LA SAISON SECHE, UNE PERIODE DE CALVAIRE POUR LE PEUPLE C....

Vendredi 13 Janv 2017 : 11H00

LA SAISON SECHE, UNE PERIODE DE CALVAIRE POUR LE PEUPLE CENTRAFRICAIN : TONNAGE DE POUSSIERE, PENURIE D’EAU…

 

L’arrivée de la saison sèche est synonyme des malheurs pour le peuple centrafricain. A Bangui par exemple, la population est souvent confrontée aux multiples problèmes, entre autres nous pouvons  citer, la pénurie d’eau dans les quartiers et arrondissements de Bangui, le tonnage de poussière causé par les véhicules et autres engins à deux (02) roues sur certaines avenues et les ruelles de la capitale.

Pour ce qui concerne la pénurie d’eau dans la ville de Bangui, dans certains ménages, les femmes et les enfants se lèvent parfois à trois (03) heures du matin et parcourent des centaines de kilomètres pour se procurer d’eau potable. Ils peuvent parfois mettre quatre (04) à cinq (05) heures de temps car la queue est parfois longue. D’autres Banguisois préfèrent boire l’eau des puits ou des sources qui sont insalubres. Et les conséquences sont les maladies que la population attrape souvent par manque des règles d’hygiène. Sur cent (100) ménages à Bangui, au moins trente (30) bénéficient de l’eau potable distribuée par la SODECA. Les soixante-dix (70) utilisent l’eau des sources ou des puits. C’est le véritable calvaire que les centrafricains et notamment les Banguisois traversent depuis l’indépendance à ce jour, car la SODECA ne fait aucun effort pour adoucir la souffrance du peuple centrafricain.
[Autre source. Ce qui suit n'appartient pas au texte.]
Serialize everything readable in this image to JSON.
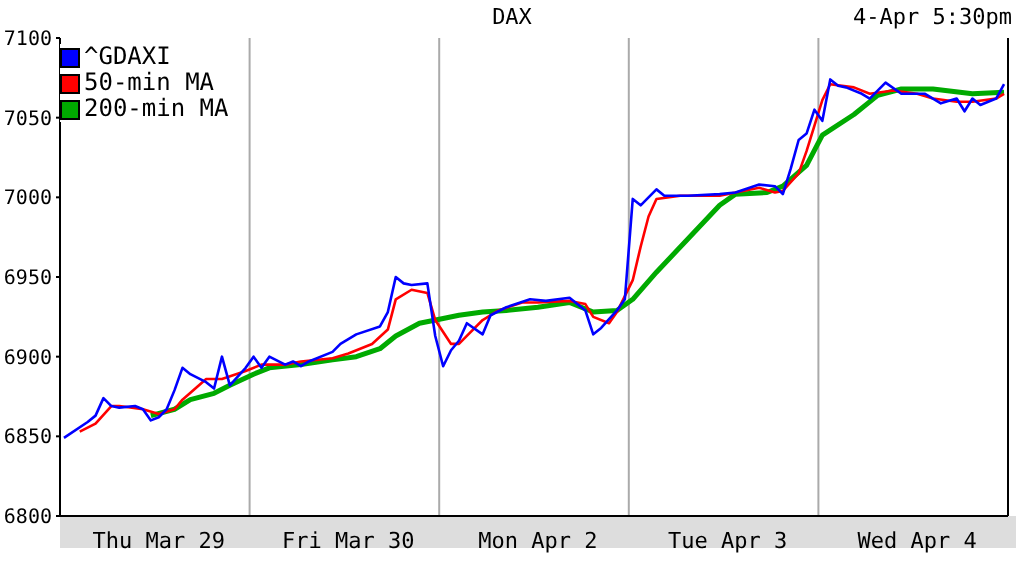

Le phénomène de la poussière pendant la saison sèche à Bangui est encore plus pire. Dans les quartiers et arrondissements de Bangui, les habitants se plaignent du fait qu’ils sont envahis par la poussière du matin au soir. La principale cause demeure le non bitumage de certaines avenues et ruelles de la capitale, entrainant de tonne de poussières soulevées par les véhicules et autres engins à deux (02) roues. Pour chercher à empêcher ce phénomène de poussière, certaines populations se sont vues obliger d’entasser de gros cailloux ou des branches d’arbres dans les rues pour obliger les conducteurs de limiter leurs vitesses. Et cela cause souvent de multiples cas d’accidents de circulation.

Or normalement, il est du devoir de la municipalité de Bangui d’arroser matins et soirs les avenues non bitumées afin d’éviter ce phénomène de poussière. A l’époque de Bokassa, paix à son âme, la mairie de Bangui arrosait les avenues non bitumées et certaines ruelles. Depuis lors, c’est un silence de cimetière qui ne dit pas son nom. Les maires se succèdent à la tête de la mairie de Bangui. Mais c’est toujours le statu quo. La ville de Bangui reste toujours envahie par la poussière au su et au vu de tout le monde, y compris le maire de Bangui. Incroyable, mais pourtant bien vrai. Ainsi va la RCA de feu Barthélémy Boganda. C’est bien triste et regrettable.